LDAK-GBAT: Fast and powerful gene-based association testing using summary statistics

Abstract

We present LDAK-GBAT, a tool for gene-based association testing using summary statistics from genome-wide association studies that is computationally efficient, produces well-calibrated p values, and is significantly more powerful than existing tools. LDAK-GBAT takes approximately 30 min to analyze imputed data (2.9M common, genic SNPs), requiring less than 10 Gb memory. It shows good control of type 1 error given an appropriate reference panel. Across 109 phenotypes (82 from the UK Biobank, 18 from the Million Veteran Program, and nine from the Psychiatric Genetics Consortium), LDAK-GBAT finds on average 19% (SE: 1%) more significant genes than the existing tool sumFREGAT-ACAT, with even greater gains in comparison with MAGMA, GCTA-fastBAT, sumFREGAT-SKAT-O, and sumFREGAT-PCA.

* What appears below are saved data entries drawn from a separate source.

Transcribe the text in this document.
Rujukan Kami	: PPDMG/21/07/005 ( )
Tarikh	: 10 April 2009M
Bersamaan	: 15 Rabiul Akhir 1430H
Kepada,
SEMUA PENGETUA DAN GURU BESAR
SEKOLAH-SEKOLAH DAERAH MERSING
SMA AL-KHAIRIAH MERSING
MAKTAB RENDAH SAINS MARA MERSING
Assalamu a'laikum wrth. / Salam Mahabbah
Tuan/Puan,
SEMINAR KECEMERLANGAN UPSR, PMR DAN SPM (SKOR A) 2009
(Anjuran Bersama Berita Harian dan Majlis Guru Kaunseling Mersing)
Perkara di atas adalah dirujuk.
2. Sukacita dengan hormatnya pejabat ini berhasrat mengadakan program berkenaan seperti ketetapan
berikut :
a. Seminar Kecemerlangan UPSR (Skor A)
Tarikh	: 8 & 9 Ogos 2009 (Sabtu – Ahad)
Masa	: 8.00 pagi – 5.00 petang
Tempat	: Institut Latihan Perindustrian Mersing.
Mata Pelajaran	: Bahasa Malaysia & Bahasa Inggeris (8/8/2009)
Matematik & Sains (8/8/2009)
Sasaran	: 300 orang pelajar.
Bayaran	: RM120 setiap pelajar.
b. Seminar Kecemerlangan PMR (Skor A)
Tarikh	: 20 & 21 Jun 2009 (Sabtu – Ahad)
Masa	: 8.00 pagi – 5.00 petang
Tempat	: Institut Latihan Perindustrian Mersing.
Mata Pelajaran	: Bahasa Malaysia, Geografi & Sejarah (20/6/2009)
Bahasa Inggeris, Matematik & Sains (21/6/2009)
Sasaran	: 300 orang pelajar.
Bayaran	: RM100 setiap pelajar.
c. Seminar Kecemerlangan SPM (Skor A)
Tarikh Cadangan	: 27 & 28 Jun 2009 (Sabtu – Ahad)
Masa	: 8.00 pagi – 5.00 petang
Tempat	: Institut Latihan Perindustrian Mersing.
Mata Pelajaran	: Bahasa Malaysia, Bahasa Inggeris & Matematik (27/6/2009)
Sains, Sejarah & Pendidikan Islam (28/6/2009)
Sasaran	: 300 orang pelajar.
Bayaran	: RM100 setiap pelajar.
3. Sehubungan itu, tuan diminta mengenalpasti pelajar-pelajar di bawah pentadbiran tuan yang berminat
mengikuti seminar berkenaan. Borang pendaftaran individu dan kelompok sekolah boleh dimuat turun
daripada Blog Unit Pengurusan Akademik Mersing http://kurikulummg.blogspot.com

Keywords: UK Biobank; complex traits; gene-based association testing; genome-wide association study; statistical genetics.

Figure 1

Number of significant genes We analyze each of the 109 phenotypes by using LDAK-GBAT and five existing tools. Bars report the relative number of genome-wide significant genes (p ≤ 2.5 × 10⁻⁶) from each tool, with LDAK-GBAT as the reference. Segments mark 95% confidence intervals for the ratios. The total number of genome-wide significant genes from each tool is reported above each bar.

Figure 2

Clumping results from LDAK-GBAT Segments provide p values from LDAK-GBAT when analyzing the MVP phenotype type 2 diabetes; red segments indicate significant genes that are selected by clumping, gold segments indicate significant genes that are discarded by clumping, while gray segments indicate non-significant genes. Blue points report p values for genic SNPs from single-SNP analysis. The gold and blue horizontal lines mark p = 2.5 × 10⁻⁶ and p = 5 × 10⁻⁸, respectively (the significance thresholds used with LDAK-GBAT and single-SNP analyses).

Figure 3

Varying the heritability model We analyze each of the 109 phenotypes by using LDAK-GBAT with seven heritability models, defined by ${\rm E}\left[h_j^2\right]\propto {\left[p_j\left(1-p_j\right)\right]}^{1+\alpha }$, where $p_j$ is the MAF of $SN{P}_j$ and α is −1.25, −1, −0.75, −0.5, −0.25, 0, or 0.25. Bars report the total number of genome-wide significant genes (p ≤ 2.5 × 10⁻⁶) for each heritability model. For comparison, the red horizontal line reports the total number of genome-wide significant genes from sumFREGAT-ACAT (the best existing tool).

Figure 4

Comparing LDAK-GBAT and single-SNP analysis for the first ten UK Biobank phenotypes The gold bar reports the total number of genome-wide significant genes (p ≤ 2.5 × 10⁻⁶) from LDAK-GBAT (using 50,000 individuals). The blue bars report how many of these genes contain a SNP with Bonferroni-corrected p ≤ 2.5 × 10⁻⁶ from single-SNP analysis as the sample size is increased from 50,000 to 200,000.